Si un salarié commet une faute grave, comme ne pas respecter les règles de sécurité qui mettent en danger la vie ou l’intégrité des autres employés, l’employeur peut immédiatement décider de ne pas laisser le salarié continuer à travailler pendant la journée, surtout si cela présente un risque pour l’entreprise ou pour les autres salariés.
La jurisprudence a estimé qu’un employeur pouvait immédiatement renvoyer chez lui un salarié qui avait utilisé de manière irresponsable des équipements de travail dangereux, ce qui pouvait mettre en danger ses collègues (Cass. soc., 15 janvier 2003, n°01-41.315).
Dans ce cas, l’employeur a dû prendre la décision de ne pas laisser travailler le salarié, car sa présence constituait un risque immédiat pour l’entreprise.

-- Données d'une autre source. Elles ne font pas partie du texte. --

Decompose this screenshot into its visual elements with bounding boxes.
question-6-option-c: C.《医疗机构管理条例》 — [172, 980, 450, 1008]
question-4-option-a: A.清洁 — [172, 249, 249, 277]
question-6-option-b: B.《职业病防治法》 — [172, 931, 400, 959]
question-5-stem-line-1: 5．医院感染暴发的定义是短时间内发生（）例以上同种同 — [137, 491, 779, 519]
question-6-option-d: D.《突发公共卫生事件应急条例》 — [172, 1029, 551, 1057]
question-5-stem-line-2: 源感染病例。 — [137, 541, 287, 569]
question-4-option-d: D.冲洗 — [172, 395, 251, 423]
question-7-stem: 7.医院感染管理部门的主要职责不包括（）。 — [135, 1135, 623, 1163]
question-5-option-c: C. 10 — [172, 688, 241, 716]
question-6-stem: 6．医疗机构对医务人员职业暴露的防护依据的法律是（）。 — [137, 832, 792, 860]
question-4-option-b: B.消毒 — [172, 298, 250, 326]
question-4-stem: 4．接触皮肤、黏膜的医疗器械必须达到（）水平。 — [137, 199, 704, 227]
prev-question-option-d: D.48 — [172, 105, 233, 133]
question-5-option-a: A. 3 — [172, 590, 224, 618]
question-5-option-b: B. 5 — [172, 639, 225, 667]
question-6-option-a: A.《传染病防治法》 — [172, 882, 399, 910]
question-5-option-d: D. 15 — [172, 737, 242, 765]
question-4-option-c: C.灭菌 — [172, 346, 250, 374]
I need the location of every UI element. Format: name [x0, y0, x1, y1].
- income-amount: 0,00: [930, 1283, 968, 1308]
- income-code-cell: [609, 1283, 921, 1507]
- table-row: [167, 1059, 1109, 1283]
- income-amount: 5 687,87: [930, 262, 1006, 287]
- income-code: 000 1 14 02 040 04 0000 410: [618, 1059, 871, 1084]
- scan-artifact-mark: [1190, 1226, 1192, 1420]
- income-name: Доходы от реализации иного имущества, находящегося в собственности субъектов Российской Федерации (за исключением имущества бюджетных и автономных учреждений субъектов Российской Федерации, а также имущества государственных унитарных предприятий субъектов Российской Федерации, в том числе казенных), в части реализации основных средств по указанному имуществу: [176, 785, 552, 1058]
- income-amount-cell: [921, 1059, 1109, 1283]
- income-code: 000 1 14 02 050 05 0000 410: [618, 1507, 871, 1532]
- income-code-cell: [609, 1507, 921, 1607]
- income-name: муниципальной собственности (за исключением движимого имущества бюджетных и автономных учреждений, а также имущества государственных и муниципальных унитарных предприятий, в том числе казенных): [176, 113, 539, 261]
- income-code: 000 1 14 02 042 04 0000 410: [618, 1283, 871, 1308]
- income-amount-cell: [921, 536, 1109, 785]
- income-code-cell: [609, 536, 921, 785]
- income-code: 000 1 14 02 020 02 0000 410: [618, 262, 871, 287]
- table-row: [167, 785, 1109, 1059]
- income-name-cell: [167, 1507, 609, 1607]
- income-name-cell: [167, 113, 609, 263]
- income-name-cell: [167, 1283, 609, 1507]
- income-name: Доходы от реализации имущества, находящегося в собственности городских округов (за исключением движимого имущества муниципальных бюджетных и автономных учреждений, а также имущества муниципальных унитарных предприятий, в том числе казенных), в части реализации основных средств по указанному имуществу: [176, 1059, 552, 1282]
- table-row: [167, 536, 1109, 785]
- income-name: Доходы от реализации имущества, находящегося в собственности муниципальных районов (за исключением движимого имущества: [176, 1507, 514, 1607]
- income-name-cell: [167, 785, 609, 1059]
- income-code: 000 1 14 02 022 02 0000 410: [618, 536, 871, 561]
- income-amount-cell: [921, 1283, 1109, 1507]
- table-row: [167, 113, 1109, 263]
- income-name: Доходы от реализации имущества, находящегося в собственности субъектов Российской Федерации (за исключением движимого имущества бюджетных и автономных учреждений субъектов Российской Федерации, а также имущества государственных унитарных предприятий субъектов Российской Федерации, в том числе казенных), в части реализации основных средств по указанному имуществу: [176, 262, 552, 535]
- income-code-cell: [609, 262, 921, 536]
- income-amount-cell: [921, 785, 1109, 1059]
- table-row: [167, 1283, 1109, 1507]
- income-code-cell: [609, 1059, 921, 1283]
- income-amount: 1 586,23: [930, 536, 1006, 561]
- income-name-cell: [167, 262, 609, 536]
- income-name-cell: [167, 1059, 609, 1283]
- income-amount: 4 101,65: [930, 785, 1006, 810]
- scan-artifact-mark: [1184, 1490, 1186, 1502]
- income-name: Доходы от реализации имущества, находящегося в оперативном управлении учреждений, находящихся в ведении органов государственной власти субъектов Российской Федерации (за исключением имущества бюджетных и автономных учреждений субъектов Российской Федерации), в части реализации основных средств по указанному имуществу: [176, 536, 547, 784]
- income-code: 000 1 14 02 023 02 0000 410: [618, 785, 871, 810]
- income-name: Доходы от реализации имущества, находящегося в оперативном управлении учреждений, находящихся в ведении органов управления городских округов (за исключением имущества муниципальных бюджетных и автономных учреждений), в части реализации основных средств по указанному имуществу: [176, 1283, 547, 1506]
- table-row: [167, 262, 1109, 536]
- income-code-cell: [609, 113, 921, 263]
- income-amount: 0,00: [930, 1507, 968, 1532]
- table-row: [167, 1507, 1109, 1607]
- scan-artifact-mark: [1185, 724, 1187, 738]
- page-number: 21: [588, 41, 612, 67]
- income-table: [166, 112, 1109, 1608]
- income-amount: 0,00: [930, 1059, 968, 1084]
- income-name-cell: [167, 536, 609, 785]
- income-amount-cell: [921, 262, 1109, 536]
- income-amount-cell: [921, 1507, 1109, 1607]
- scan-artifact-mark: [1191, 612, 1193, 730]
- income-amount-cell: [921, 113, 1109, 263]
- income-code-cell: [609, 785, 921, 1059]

Comment décider si le salarié peut rester ou non ?
L’employeur doit analyser les conséquences de la faute :
Si la faute est d’une gravité extrême, par exemple une insubordination flagrante ou une violation des règles de sécurité qui met en péril l’entreprise, l’employeur peut décider de mettre immédiatement à pied le salarié et de l’écarter du travail jusqu’à ce que l’entretien préalable ait lieu.
Si la faute n’a pas d’impact immédiat sur le bon fonctionnement de l’entreprise ou la sécurité des autres, il peut laisser le salarié travailler et mettre en œuvre la procédure disciplinaire (y compris la mise à pied conservatoire) après un temps d’analyse.